“And I’m afraid Don Cipriano might be that,” said Kate.

“Possibly,” said Ramón. “He is not so with me. But perhaps he would be, if we did not meet—perhaps it is our half-way—in some physical belief that is at the very middle of us, and which we recognise in one another. Don’t you think there might be that between you and him?”

“I doubt if he’d feel it necessary, with a woman. A woman wouldn’t be important enough.”

Ramón was silent.

“Perhaps!” he said. “With a woman, a man always wants to let himself go. And it is precisely with a woman that he should never let himself go. It is precisely with a woman that he should never let himself go, but stick to his innermost belief, and meet her just there. Because when the innermost belief coincides in them both, if it’s physical, there, and then, and nowhere else, they can meet. And it’s no good unless there is a meeting. It’s no good a man ravishing a woman, and it’s absolutely no good a woman ravishing a man. It’s a sin, that is. There is such a thing as sin, and that’s the centre of it. Men and women keep on ravishing one another. Absurd as it may sound, it is not I who would ravish Carlota. It is she who would ravish me. Strange and absurd and a little shameful, it is true.—Letting oneself go, is either ravishing or being ravished. Oh, if we could only abide by our own souls, and meet in the abiding place.—Señora, I have not a very great respect for myself. Woman and I have failed with one another, and it is a bad failure to have in the middle of oneself.”

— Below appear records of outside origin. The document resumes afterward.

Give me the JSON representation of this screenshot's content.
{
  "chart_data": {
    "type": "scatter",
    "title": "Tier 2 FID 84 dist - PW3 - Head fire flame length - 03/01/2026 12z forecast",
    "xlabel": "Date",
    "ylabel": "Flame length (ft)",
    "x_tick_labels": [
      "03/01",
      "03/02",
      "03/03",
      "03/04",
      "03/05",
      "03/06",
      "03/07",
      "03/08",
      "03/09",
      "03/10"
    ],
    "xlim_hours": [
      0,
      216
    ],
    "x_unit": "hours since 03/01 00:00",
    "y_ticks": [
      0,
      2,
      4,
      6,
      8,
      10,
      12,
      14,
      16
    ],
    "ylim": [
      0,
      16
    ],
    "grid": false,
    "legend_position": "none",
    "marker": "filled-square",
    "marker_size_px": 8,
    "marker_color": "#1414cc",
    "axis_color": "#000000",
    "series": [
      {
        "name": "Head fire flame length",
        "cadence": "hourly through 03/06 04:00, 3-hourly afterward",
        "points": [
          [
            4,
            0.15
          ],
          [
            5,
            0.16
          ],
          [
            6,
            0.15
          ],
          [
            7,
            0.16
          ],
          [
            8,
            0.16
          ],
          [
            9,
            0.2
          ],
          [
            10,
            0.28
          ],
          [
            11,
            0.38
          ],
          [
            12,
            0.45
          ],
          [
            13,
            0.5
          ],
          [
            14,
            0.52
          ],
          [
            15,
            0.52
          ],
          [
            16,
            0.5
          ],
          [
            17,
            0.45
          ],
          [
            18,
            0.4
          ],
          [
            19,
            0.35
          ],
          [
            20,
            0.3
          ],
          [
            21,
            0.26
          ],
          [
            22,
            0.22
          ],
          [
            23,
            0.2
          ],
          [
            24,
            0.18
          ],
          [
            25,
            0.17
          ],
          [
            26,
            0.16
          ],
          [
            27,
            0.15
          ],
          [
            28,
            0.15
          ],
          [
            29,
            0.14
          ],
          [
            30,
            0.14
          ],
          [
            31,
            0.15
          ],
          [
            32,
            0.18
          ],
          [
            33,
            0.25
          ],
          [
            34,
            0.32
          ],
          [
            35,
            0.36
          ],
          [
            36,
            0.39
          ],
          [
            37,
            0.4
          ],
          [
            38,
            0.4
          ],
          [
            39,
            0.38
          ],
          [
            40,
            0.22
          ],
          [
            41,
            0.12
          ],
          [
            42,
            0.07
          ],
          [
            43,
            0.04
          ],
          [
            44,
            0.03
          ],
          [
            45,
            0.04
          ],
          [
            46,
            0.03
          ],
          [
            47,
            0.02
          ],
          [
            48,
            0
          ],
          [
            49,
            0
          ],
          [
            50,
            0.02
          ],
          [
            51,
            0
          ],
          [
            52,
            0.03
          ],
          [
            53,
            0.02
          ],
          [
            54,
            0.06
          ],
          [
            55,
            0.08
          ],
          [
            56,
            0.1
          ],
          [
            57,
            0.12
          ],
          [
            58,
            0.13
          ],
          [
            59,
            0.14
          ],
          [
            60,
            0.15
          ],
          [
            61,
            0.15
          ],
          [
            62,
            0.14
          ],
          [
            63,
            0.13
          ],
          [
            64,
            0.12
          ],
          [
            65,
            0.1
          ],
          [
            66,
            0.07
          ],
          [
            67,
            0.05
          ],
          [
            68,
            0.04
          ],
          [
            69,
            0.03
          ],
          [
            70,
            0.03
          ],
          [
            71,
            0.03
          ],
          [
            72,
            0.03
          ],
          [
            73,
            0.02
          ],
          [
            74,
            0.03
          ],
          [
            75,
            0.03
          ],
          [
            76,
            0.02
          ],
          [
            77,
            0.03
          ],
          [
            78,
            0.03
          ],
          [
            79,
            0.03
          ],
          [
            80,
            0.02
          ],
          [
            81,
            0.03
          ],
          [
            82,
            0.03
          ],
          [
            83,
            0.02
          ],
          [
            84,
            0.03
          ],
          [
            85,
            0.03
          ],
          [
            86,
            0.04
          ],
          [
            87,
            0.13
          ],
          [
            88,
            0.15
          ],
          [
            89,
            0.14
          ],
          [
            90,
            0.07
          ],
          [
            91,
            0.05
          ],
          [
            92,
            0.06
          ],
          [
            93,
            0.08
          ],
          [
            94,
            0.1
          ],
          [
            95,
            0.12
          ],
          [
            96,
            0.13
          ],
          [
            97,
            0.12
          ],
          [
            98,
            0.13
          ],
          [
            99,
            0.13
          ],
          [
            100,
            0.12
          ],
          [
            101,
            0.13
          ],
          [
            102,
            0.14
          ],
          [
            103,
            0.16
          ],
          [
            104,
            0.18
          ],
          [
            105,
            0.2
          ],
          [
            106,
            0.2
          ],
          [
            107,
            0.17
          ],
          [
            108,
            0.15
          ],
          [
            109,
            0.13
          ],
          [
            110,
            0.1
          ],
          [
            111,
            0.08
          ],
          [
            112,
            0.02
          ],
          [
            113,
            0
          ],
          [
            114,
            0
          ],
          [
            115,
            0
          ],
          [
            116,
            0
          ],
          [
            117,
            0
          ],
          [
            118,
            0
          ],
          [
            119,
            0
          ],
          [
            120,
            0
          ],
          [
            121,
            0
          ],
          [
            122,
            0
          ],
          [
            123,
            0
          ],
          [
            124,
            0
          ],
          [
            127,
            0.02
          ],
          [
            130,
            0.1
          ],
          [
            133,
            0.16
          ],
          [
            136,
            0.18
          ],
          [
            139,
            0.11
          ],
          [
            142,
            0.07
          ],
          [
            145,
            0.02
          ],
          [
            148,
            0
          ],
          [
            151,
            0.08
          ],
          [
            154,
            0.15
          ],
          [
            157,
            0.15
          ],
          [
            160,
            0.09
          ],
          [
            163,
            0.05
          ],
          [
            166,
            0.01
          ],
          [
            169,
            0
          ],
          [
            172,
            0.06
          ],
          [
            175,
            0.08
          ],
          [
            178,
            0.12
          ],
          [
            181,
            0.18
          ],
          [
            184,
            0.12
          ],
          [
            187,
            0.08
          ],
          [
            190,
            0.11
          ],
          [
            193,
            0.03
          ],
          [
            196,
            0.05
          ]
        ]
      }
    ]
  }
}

Kate looked at him in wonder, with a little fear. Why was he confessing to her? Was he going to love her? She almost suspended her breathing. He looked at her with a sort of sorrow on his brow, and in his dark eyes, anger, vexation, wisdom, and a dull pain.

“I am sorry,” he went on, “that Carlota and I are as we are with one another. Who am I, even to talk about Quetzalcoatl, when my heart is hollow with anger against the woman I have married and the children she bore me.—We never met in our souls, she and I. At first I loved her, and she wanted me to ravish her. Then after a while a man becomes uneasy. He can’t keep on wanting to ravish a woman, the same woman. He has revulsions. Then she loved me, and she wanted to ravish me. And I liked it for a time. But she had revulsions too. The eldest boy is really my boy, when I ravished her. And the youngest is her boy, when she ravished me. See how miserable it is! And now we can never meet; she turns to her crucified Jesus, and I to my uncrucified and uncrucifiable Quetzalcoatl, who at least cannot be ravished.”

“And I’m sure you won’t make him a ravisher,” she said.

“Who knows? If I err, it will be on that side. But you know, Señora, Quetzalcoatl is to me only the symbol of the best a man may be, in the next days. The universe is a nest of dragons, with a perfectly unfathomable life-mystery at the centre of it. If I call the mystery the Morning Star, surely it doesn’t matter! A man’s blood can’t beat in the abstract. And man is a creature who wins his own creation inch by inch from the nest of the cosmic dragons. Or else he loses it little by little, and goes to pieces. Now we are all losing it, in the ravishing and ravished disintegration. We must pull ourselves together, hard, both men and women, or we are all lost.—We must pull ourselves together, hard.”

“But are you a man who needs a woman in his life?” she said.